I get asked this question fairly often so I thought I would do a few posts on it. The most common problem is that a student who is new to statistics has no idea where to even start.
These examples use SAS but you could use any package you like.
My recommendation to students beginning to learn statistics is to start with some type of publicly available data set, getting some experience with real data.
1. IDENTIFY THE VARIABLES YOU HAVE AVAILABLE
The first thing to do is examine the contents of the dataset. Look at the variables you have available. With SAS, you would do this with PROC CONTENTS.
Your program at this point is super simple
LIBNAME mydata “path to where your data are” ;
PROC CONTENTS DATA = mydata.datasetname ;
Normally, you would come up with a hypothesis first and then collect the data. The advantage of working with public use data sets is you don’t have to go to the time and expense of interviewing 40,000 people. The disadvantage is that you are limited to the variables collected.
2. GENERATE A HYPOTHESIS
Looking at the California Health Interview Survey data, I came up with the following null hypothesis:
There is no difference in obesity among Caucasians, African-Americans and Latinos.
3. RUN DESCRIPTIVE STATISTICS
You need descriptive statistics for three reasons. First, if you don’t have enough variance on the variables of interest, you can’t test your null hypothesis. If everyone is white or no one is obese, you don’t have the right dataset for your study. Second, you are going to need to include a table of sample statistics in your paper. This should include standard demographic variables – age, sex, education, income and race are the main ones. Last, and not necessarily least, descriptive statistics will give you some insight into how your data are coded and distributed.
proc freq data = mydata.coh602 ;
tables race obese srsex aheduc ;
where race ne “” ;
proc means data= mydata.coh602 ;
var ak22_p srage_p ;
where race ne “” ;
Notice something about the code above – the WHERE statement. My hypothesis only mentioned three groups – Caucasians, African-Americans and Latinos. Those were the only three groups that had a value for the race variable. (This example uses a modified subset of the CHIS , if you are really into that sort of thing and want to know.) Since that is the population I will be analyzing, I do not want to include people who don’t fall into one of those three groups in my computation of the frequency distributions and means.
4. PUT TOGETHER YOUR FIRST TABLE
Using the results from your first analysis, you are all set to write up your sample section, like this
The sample consisted of 38,081 adults who were part of the 2009 California Health Interview Survey.
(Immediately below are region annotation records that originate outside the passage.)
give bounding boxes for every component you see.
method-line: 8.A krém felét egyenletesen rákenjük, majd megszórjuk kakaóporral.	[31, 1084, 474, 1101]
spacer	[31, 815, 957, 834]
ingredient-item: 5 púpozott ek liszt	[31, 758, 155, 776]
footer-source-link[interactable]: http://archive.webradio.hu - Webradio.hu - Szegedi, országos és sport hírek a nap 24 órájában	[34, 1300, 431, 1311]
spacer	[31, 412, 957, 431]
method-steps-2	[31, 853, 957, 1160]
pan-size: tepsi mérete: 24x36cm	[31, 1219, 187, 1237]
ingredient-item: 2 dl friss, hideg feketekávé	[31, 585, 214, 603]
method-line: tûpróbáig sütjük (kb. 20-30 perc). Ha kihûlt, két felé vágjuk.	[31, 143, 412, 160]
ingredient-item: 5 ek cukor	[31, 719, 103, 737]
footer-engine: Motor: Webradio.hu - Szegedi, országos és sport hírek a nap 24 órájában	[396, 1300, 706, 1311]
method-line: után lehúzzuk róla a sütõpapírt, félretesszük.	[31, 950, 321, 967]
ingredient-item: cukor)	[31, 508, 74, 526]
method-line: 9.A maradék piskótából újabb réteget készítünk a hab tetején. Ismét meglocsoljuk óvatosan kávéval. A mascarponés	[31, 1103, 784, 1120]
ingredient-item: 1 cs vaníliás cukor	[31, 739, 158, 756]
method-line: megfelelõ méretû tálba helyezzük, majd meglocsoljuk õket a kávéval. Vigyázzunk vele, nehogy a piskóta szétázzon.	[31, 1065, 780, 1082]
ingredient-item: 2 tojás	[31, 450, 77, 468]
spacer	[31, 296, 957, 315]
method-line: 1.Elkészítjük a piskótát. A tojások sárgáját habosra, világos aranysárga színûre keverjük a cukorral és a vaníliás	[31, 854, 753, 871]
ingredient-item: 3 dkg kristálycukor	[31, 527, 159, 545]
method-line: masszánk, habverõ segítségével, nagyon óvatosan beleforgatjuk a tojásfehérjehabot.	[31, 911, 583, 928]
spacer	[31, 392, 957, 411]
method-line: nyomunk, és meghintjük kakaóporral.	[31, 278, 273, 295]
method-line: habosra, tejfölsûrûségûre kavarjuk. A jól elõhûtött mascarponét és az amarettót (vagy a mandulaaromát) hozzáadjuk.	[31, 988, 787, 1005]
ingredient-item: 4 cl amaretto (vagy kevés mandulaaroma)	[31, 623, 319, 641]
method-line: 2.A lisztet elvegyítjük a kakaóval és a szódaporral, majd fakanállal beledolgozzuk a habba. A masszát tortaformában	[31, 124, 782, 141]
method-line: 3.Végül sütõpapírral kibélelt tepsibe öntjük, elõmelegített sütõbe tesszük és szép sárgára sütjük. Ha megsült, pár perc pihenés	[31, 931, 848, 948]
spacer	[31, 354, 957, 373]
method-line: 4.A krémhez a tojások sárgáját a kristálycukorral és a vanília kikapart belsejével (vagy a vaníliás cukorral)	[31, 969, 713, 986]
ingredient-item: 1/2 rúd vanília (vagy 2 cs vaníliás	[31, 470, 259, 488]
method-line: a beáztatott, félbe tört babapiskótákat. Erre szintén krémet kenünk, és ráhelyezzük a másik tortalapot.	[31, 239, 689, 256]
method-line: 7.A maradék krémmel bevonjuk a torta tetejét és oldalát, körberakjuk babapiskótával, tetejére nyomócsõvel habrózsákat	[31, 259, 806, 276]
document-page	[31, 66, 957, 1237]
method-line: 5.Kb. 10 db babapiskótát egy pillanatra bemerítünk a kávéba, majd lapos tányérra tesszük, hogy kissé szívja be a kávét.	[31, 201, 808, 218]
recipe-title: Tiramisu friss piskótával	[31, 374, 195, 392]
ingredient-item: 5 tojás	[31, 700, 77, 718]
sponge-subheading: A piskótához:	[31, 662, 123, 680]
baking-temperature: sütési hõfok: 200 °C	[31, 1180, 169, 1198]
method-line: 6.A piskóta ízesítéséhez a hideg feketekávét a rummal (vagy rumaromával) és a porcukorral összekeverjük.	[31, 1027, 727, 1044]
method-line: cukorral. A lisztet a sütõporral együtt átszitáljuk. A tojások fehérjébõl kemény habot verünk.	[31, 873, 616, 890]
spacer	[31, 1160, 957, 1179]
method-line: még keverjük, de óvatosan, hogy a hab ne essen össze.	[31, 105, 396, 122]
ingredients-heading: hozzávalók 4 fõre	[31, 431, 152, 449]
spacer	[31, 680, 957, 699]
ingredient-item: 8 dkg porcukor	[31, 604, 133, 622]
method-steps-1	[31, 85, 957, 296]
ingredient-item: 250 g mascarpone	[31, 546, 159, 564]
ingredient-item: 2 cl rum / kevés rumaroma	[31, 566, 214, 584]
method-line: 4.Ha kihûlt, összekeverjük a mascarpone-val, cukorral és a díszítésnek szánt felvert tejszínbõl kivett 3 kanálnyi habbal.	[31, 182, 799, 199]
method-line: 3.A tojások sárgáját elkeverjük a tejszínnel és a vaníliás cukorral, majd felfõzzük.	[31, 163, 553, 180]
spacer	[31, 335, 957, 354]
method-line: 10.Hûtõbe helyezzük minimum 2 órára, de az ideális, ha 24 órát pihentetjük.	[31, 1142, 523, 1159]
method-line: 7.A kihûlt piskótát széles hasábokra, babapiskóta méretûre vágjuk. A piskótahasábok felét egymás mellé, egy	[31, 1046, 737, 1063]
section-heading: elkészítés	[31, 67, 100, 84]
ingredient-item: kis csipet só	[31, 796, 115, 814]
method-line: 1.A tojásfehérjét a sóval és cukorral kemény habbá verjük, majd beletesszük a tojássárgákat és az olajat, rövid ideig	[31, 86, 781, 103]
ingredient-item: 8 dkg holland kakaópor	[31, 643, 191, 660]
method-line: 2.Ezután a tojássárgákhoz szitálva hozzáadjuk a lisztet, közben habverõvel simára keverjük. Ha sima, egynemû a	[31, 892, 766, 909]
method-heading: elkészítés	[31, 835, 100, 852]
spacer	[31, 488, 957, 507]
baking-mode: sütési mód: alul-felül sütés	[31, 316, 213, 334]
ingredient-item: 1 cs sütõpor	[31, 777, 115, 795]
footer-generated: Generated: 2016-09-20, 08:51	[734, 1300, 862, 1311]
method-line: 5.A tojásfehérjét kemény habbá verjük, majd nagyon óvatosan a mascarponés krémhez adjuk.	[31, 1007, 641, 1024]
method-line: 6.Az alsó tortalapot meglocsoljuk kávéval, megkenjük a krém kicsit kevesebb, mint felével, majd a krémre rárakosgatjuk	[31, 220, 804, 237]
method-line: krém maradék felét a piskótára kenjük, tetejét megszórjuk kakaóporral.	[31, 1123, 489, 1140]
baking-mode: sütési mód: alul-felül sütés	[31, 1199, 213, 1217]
Sample demographics are shown in Table 1.
<Then you have a Table 1>
Variable …………N…. %
- Black 2,181 5.7
- Hispanic ,4926 13.0
- White 30,974 81.3
- Male 15,751 41.4
- Female 22,330 58.6
Variable ……N ….. Mean… SD
Age…………38,081 55.4 18.0
Income 37,686 $69,888 $63,586
I’ll try to write more soon, but for now The Invisible Developer is pointing out that it is past 1 a.m. and I should get off my computer.